Périple - Partie 4

Le caporal-chef plissa légèrement les paupières, l'asiatique posa ses doigts sur ses lames en jetant un œil à Eren, les autres guerriers les dégainèrent, et Marion prit d'une main tremblante l'une de ses manettes de commandement.

Son cœur battit furieusement sous la panique qui l'assaillait déjà. Des ennemis. Son souffle s'accéléra de lui-même ; elle tenta de le calmer, et n'y parvint qu'à moitié. En face. Le visage encadré de noir de Rebecca, et ses ongles vernis, ne cessaient de lui venir en tête.
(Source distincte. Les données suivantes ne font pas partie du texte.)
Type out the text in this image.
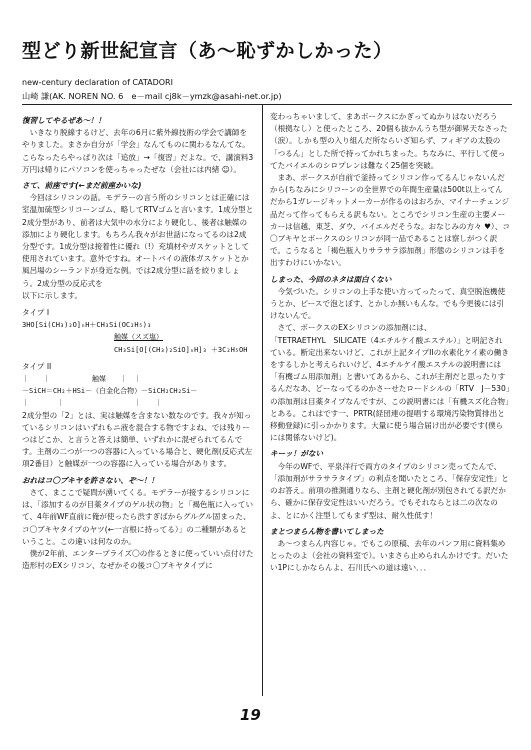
型どり新世紀宣言（あ〜恥ずかしかった）
new-century declaration of CATADORI
山崎 謙(AK. NOREN NO. 6　e－mail cj8k－ymzk@asahi-net.or.jp)

復習してやるぜあ〜！！

　いきなり脱線するけど、去年の6月に紫外線技術の学会で講師をやりました。まさか自分が「学会」なんてものに関わるなんてな。こらなったらやっぱり次は「追放」→「復習」だよな。で、講演料3万円は帰りにパソコンを使っちゃったぜな（会社には内緒 ☺）。

さて、前座です(←まだ前座かいな)

　今回はシリコンの話。モデラーの言う所のシリコンとは正確には室温加硫型シリコーンゴム、略してRTVゴムと言います。1成分型と2成分型があり、前者は大気中の水分により硬化し、後者は触媒の添加により硬化します。もちろん我々がお世話になってるのは2成分型です。1成分型は接着性に優れ（!）充填材やガスケットとして使用されています。意外ですね。オートバイの液体ガスケットとか風呂場のシーランドが身近な例。では2成分型に話を絞りましょう。2成分型の反応式を

以下に示します。

タイプ I

3HO[Si(CH₃)₂O]ₙH＋CH₃Si(OC₂H₅)₃

触媒（スズ塩）

CH₃Si[O[(CH₃)₂SiO]ₙH]₃ ＋3C₂H₅OH

タイプ II

｜　　｜　　　　　　触媒　　｜　｜

－SiCH＝CH₂＋HSi－（白金化合物）－SiCH₂CH₂Si－

｜　　　　｜　　　　　　　　　　｜　　｜

2成分型の「2」とは、実は触媒を含まない数なのです。我々が知っているシリコンはいずれもニ液を混合する物ですよね、では残りーつはどこか、と言うと答えは簡単、いずれかに混ぜられてるんです。主剤の二つが一つの容器に入っている場合と、硬化剤(反応式左項2番目）と触媒が一つの容器に入っている場合があります。

おれはコ〇ブキヤを許さない、ぞ〜！！

　さて、まここで疑問が湧いてくる。モデラーが接するシリコンには、「添加するのが目薬タイプのゲル状の物」と「褐色瓶に入っていて、4年前WF直前に俺が使ったら渋すぎばからグルグル固まった、コ〇ブキヤタイプのヤツ(←一言根に持ってる）」の二種類があるということ。この違いは何なのか。

　僕が2年前、エンタープライズ〇の作るときに使っていい点付けた造形村のEXシリコン、なぜかその後コ〇ブキヤタイプに

変わっちゃいまして、まあボークスにかぎってぬかりはないだろう（根拠なし）と使ったところ、20個も抜かんうち型が御昇天なさった（涙）。しかも型の入り組んだ所ならいざ知らず、フィギアの太股の「つるん」とした所で持ってかれちまった。ちなみに、平行して使ってたバイエルのシロプレンは難なく25個を突破。

　まあ、ボークスが自前で釜持ってシリコン作ってるんじゃないんだから(ちなみにシリコーンの全世界での年間生産量は500t以上ってんだから1ガレージキットメーカーが作るのはおろか、マイナーチェンジ品だって作ってもらえる訳もない。ところでシリコン生産の主要メーカーは信越、東芝、ダウ、バイエルだそうな。おなじみの方々 ♥）、コ〇ブキヤとボークスのシリコンが同一品であることは察しがつく訳で。こうなると「褐色瓶入りサラサラ添加剤」形態のシリコンは手を出すわけにいかない。

しまった、今回のネタは面白くない

　今気づいた。シリコンの上手な使い方ってったって、真空脱泡機使うとか、ピースで泡とぼす、とかしか無いもんな。でも今更後には引けないんで。

　さて、ボークスのEXシリコンの添加剤には、

「TETRAETHYL　SILICATE（4エチルケイ酸エステル）」と明記されている。断定出来ないけど、これが上記タイプIIの水素化ケイ素の働きをするしかと考えられいけど、4エチルケイ酸エステルの説明書には「有機ゴム用添加剤」と書いてあるから、これが主剤だと思ったりするんだなあ、どーなってるのかさーせたロードシルの「RTV　J－530」の添加剤は目薬タイプなんですが、この説明書には「有機スズ化合物」とある。これはです一、PRTR(経団連の提唱する環境汚染物質排出と移動登録)に引っかかります。大量に使う場合届け出が必要です(僕らには関係ないけど)。

キーッ！がない

　今年のWFで、平泉洋行で両方のタイプのシリコン売ってたんで、「添加剤がサラサラタイプ」の利点を聞いたところ、「保存安定性」とのお答え。前項の推測通りなら、主剤と硬化剤が別包されてる訳だから、確かに保存安定性はいいだろう。でもそれならとは二の次なのよ、とにかく注型してもまず型は、耐久性低す！

まとつまらん物を書いてしまった

　あ〜つまらん内容じゃ。でもこの原稿、去年のパンフ用に資料集めとったのよ（会社の資料室で）。いまさら止められんかけです。だいたい1Pにしかならんよ、石川氏への道は遠い．．．

19
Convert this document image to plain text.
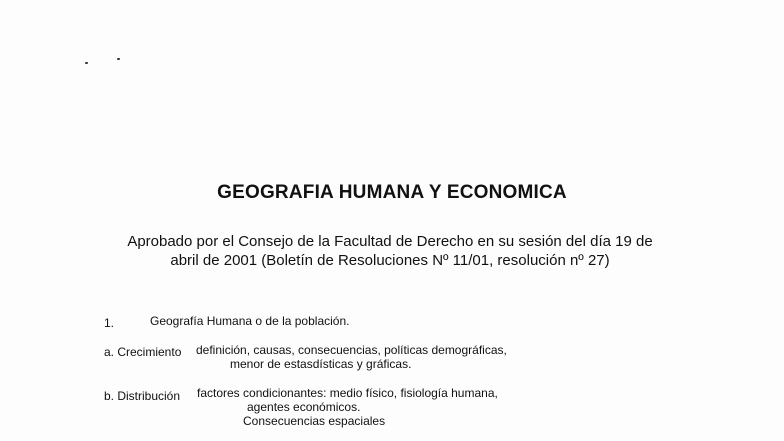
GEOGRAFIA HUMANA Y ECONOMICA
Aprobado por el Consejo de la Facultad de Derecho en su sesión del día 19 de
abril de 2001 (Boletín de Resoluciones Nº 11/01, resolución nº 27)
1.	Geografía Humana o de la población.
a. Crecimiento definición, causas, consecuencias, políticas demográficas,
menor de estasdísticas y gráficas.
b. Distribución factores condicionantes: medio físico, fisiología humana,
agentes económicos.
Consecuencias espaciales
Non. Elle a dû se faire tuer quand ils sont venus nous chercher. Elle déglutit avec peine. Isaac est mort. Et elle... Elle se souvenait avec précision des nombreuses fois où elle avait aidé la scientifique dans les laboratoires. Son regard était vicieux, et ses dents éclatantes ne cessaient de mordiller avec délectation les pourtours de sa fine bouche écarlate.

La jeune scientifique la détestait. Son aura sombre ne traduisait aucune force physique, mais sa fermeté et sa cruauté compensaient largement. Elle ne s'était toutefois pas gênée pour la fusiller du regard. Qu'est-ce qu'elle aurait eu à perdre ?

On ne voulait pas la tuer, et si le semi-titan était leur souffre-douleur, leurs menaces ne la limitaient que dans ses paroles et ses actes. De plus, l'albinos n'aurait jamais accepté qu'on lève la main sur elle ; tant qu'il était vivant, elle était immunisée contre les américains.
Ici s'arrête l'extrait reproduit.